My Scholarship entry - A local encounter that changed my life
WORLDWIDE | Sunday, 22 April 2012 | Views [141] | Scholarship Entry
Lisbon seemed fanciful but gloomy. I strolled the whole day across Lisbon’s streets, getting enthralled by a fado singer filling a subway hall with a long-lasting saudade. A codfish steamed in rosemary helped me settle my melancholy down at night. A frank why not was the answer of my German roommate when I told him that I came to follow Jose Saramago’s childhood steps. I wrote down Penha de França, Rua Carlos Ribeiro 15 in my notebook and sketched out a Google map to get there. Early next morning, I took a bus along Morais Soares street, up to Poço dos Mouros. As if I have been here before, I walked up to Cesário Verde, where I turned right. Number 15 was on the left side of this narrow, cul-de-sac street. Here, the prolific Portuguese writer Jose Saramago was raised. He must have wandered around this neighbourhood, musing about its pigeons’ dropping-perfumed park, about that irksome, restless caged bird, and those staggering catfights. At quarter to ten I left Penha da França towards the train station that welcomed me last night, feeling that this momentum must take me to Saramago’s natal town. A young train officer was glaring at me while I searched for Azinhaga in a map. Azinhaga de Santarém, I said. Eu conheço, we answered. I purchased a ticket to Mato de Miranda, from where I will need to follow road signs for three miles. Three hours later, I was on my own walking along the countryside road to Azinhaga, with a lawnmower as soundtrack.
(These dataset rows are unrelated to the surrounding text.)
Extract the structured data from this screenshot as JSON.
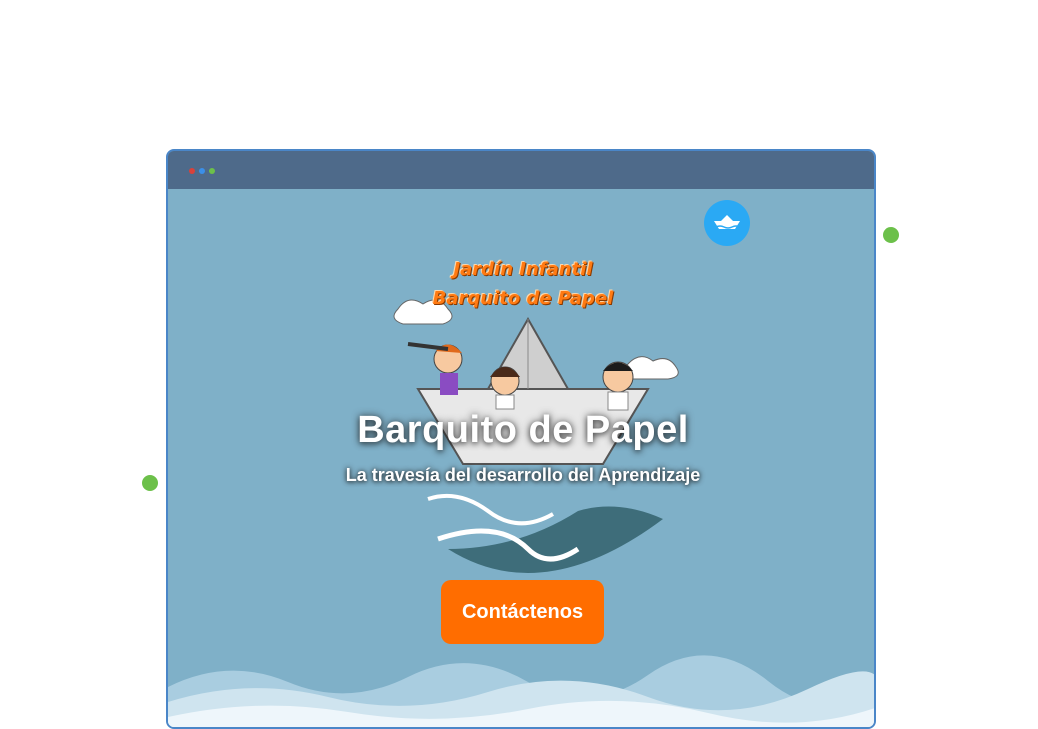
{
  "colors": {
    "page_background": "#ffffff",
    "window_border": "#4a86c8",
    "title_bar": "#4e6a8a",
    "hero_background": "#7fb0c8",
    "accent_orange": "#ff6d00",
    "badge_blue": "#2aa9f4",
    "decor_green": "#6cc04a",
    "window_dots": [
      "#d9413a",
      "#3b8fe8",
      "#6cc04a"
    ]
  },
  "window": {
    "controls": [
      "red-dot",
      "blue-dot",
      "green-dot"
    ]
  },
  "header": {
    "badge_icon": "paper-boat-icon"
  },
  "hero": {
    "logo_line_1": "Jardín Infantil",
    "logo_line_2": "Barquito de Papel",
    "title": "Barquito de Papel",
    "subtitle": "La travesía del desarrollo del Aprendizaje",
    "cta_label": "Contáctenos",
    "illustration_icon": "paper-boat-children-illustration"
  }
}
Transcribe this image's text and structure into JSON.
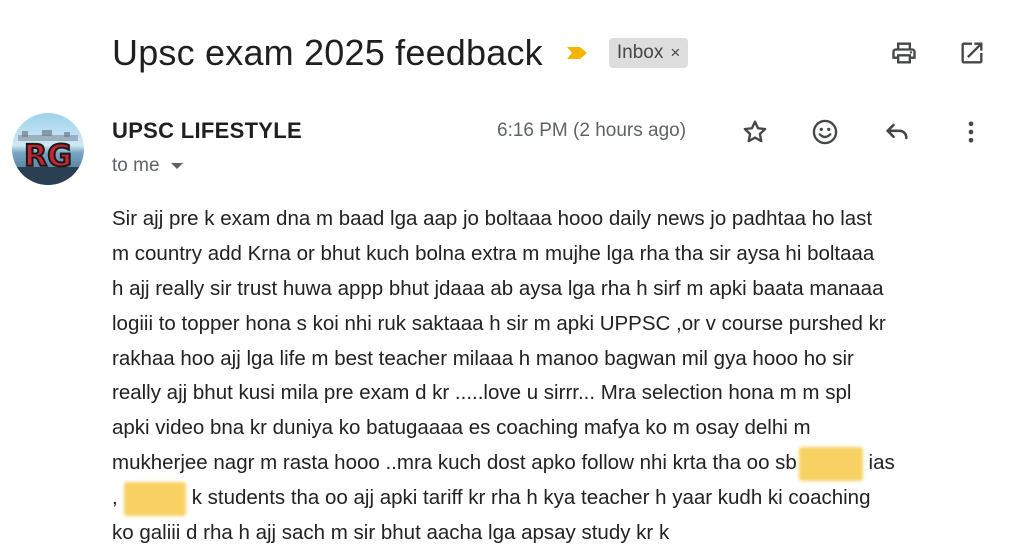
{
  "email": {
    "subject": "Upsc exam 2025 feedback",
    "label": "Inbox",
    "label_remove": "×",
    "sender_name": "UPSC LIFESTYLE",
    "sender_avatar_text": "RG",
    "recipient": "to me",
    "time": "6:16 PM (2 hours ago)"
  },
  "actions": {
    "print": "print-icon",
    "open_new_window": "open-in-new-icon",
    "star": "star-icon",
    "react": "emoji-icon",
    "reply": "reply-icon",
    "more": "more-vert-icon"
  },
  "body": {
    "line1": "Sir ajj pre k exam dna m baad lga aap jo boltaaa hooo daily news jo padhtaa ho last",
    "line2": "m country add Krna or bhut kuch bolna extra m mujhe lga rha tha sir aysa hi boltaaa",
    "line3": "h ajj really sir trust huwa appp bhut jdaaa ab aysa lga rha h sirf m apki baata manaaa",
    "line4": "logiii to topper hona s koi nhi ruk saktaaa h sir m apki UPPSC ,or v course purshed kr",
    "line5": "rakhaa hoo ajj lga life m best teacher milaaa h manoo bagwan mil gya hooo ho sir",
    "line6": "really ajj bhut kusi mila pre exam d kr .....love u sirrr... Mra selection hona m m spl",
    "line7": "apki video bna kr duniya ko batugaaaa es coaching mafya ko m osay delhi m",
    "line8a": "mukherjee nagr m rasta hooo ..mra kuch dost apko follow nhi krta tha oo sb",
    "line8b": "ias",
    "line9a": ",",
    "line9b": "k students tha oo ajj apki tariff kr rha h kya teacher h yaar kudh ki coaching",
    "line10": "ko galiii d rha h ajj sach m sir bhut aacha lga apsay study kr k"
  },
  "colors": {
    "importance_marker": "#f4b400",
    "redaction": "#f7c948",
    "label_bg": "#dddddd"
  }
}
A long, wavy street took me to a small plaza where an enormous Saramago, calmly gazing at his book, is moulded in bronze. I greeted him familiarly and sat on his left hand side. Passages of his book Small Memories started showing up in my mind as I walked throughout Azinhaga: the larch trees’ path, the Almonda River, the pigs’ barn, the irrigated crops, the marbles’ matches; and as long as those episodes showed up, my own small memories begun to arise, taking me back to the kid I was, as is written on the back of Saramago’s book.